Open: Tues.,Thurs., 1 p.m. to 9 p.m. Wed., Fri., Sat., Sun., 11 a.m. to 8 p.m., Closed Monday

Tickets: 300 rubles

Ulitsa Vozdvizhenka 5/25

And Football, Too, Of Course!

The Museum of Moscow is the main historical museum of the city and always looking for innovative ways to bring the extraordinarily rich past of the Russian capital to museum-goers. To mark the World Cup the Museum has joined up with the LUCH gallery to bring paintings by three artists. The paintings by Denis Yegelsky, Kirill Kipyatkov, and Andrei Krisanov come from the representative, classical tradition, and for them sports are still, like in ancient times, the embodiment of humanism. Come see their work, and then spend some time in the permanent collection, where you can see Moscow and its people from the city’s beginnings in the 12th century until today. The exhibits are in Russian and English, and there is an excellent book and souvenir shop, café, and children’s center.
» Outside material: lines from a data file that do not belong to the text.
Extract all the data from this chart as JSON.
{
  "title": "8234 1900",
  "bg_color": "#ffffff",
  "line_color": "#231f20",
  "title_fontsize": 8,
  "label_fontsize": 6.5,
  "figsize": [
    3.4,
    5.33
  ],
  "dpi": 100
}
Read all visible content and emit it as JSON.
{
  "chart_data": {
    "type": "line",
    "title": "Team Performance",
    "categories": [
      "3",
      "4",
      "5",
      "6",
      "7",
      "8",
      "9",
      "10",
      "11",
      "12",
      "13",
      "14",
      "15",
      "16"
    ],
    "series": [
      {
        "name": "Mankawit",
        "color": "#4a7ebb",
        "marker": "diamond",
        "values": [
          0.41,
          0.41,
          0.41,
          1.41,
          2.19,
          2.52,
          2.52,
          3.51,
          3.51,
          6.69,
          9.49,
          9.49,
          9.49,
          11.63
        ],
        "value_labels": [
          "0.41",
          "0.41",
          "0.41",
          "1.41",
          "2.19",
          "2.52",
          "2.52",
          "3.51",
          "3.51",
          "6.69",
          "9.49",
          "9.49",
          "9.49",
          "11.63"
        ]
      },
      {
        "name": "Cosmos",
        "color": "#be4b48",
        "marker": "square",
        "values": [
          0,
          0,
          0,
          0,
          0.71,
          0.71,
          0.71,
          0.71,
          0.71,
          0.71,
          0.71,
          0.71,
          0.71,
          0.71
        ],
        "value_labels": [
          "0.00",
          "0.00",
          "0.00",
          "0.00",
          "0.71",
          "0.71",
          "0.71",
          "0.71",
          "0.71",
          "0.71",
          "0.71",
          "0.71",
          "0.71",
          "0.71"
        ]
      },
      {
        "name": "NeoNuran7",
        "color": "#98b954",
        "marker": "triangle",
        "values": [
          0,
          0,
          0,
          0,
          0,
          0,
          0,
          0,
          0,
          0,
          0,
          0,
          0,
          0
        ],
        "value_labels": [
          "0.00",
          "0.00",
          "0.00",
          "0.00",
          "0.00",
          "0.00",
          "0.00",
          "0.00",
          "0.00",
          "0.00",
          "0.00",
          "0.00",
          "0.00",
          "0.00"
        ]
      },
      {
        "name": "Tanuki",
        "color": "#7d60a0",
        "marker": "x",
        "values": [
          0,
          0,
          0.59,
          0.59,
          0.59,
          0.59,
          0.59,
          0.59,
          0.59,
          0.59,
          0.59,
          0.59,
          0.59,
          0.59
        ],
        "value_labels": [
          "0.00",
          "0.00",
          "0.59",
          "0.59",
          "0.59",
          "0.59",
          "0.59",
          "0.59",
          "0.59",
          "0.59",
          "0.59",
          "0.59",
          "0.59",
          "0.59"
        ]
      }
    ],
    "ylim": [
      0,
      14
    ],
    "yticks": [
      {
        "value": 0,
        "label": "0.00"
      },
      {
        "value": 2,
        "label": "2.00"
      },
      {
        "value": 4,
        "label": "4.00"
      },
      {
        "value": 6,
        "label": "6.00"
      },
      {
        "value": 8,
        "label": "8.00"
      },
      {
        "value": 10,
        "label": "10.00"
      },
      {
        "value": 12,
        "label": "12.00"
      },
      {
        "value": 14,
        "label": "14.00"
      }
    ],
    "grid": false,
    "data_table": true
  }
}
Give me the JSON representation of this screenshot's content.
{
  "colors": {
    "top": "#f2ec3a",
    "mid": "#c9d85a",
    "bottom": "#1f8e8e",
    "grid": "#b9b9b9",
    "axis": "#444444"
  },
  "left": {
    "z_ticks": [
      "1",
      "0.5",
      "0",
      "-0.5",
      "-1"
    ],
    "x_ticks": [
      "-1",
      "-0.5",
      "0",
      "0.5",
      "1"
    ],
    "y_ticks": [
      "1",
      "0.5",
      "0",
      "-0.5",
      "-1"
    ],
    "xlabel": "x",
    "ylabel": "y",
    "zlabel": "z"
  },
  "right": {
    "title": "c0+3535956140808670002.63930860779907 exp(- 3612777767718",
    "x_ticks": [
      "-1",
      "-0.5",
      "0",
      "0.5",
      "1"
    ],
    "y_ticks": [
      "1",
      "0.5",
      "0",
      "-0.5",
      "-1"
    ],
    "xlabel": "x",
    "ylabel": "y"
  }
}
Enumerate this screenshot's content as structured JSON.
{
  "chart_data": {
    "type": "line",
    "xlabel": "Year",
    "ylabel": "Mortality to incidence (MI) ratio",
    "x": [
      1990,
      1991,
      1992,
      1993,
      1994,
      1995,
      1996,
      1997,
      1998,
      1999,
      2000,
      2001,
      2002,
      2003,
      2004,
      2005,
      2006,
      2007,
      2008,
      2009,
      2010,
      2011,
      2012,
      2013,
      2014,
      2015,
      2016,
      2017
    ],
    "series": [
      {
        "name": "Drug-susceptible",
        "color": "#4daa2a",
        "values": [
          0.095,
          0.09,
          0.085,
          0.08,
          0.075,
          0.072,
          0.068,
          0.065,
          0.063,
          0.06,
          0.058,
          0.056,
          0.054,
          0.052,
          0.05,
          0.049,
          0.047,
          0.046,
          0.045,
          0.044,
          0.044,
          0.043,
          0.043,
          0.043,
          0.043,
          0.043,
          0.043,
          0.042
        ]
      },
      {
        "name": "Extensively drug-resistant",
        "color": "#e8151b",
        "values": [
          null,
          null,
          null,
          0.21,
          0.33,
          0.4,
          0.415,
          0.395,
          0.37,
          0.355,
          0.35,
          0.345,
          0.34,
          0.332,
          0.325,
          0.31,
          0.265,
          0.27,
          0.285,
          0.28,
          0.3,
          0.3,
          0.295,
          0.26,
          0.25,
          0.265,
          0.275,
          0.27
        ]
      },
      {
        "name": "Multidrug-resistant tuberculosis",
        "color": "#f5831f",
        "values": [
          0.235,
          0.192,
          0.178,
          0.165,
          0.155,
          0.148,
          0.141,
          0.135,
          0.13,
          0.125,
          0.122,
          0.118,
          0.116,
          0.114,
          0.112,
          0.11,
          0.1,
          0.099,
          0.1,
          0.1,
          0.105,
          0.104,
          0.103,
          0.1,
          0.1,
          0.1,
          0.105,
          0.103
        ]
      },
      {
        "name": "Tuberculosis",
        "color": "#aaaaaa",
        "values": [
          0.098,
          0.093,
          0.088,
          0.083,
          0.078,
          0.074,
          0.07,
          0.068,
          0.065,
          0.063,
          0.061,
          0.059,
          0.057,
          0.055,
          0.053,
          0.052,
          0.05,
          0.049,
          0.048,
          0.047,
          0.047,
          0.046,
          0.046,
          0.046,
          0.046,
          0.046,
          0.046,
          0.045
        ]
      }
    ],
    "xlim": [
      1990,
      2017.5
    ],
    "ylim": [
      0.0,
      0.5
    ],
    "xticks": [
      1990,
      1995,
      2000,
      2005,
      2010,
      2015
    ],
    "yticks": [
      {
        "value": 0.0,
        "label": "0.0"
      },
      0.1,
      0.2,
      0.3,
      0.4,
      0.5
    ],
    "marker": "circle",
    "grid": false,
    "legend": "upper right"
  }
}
Open: Tues., Wed., Sat., Sun., 10 a.m. to 8 p.m. Thurs., 11 a.m. to 9 p.m. Closed Monday

Tickets: 200 rubles Zubovsky Bulvar, 2

History of the Sport

History of the Sport The Karelia Pavilion at VDNKh, the grand Soviet Museum of Economic Achievements in the north of the city, is hosting a big exhibition about football in Russia and the Soviet Union. It is divided into three sections: the history of pre-revolutionary and Soviet football, a hall of fame honoring the best players of all time, and the modern history of Russian football — and hooliganism. The exhibit tells this fascinating story through cinematography, fine arts, animation, literature, photography, graphics and computer games. You can see Soviet and Russian football in rare news photos; admire football badges, banners, and other fan and player attributes lent by collectors and sports clubs; listen to “the sound of the stadium” recorded in various stadiums and various years; and see photographs and examples of less well-known Russian footballers, like village and women’s teams. In one area you can play football on old Soviet slot machines and early computer games — and learn about virtual football promoted by the Russian Federation of Cyber Football. Basically, if you are curious about Russian football, this is your one stop shop for everything to do with the sport. There is an English-language map of the show and the exhibits are labeled and described in English.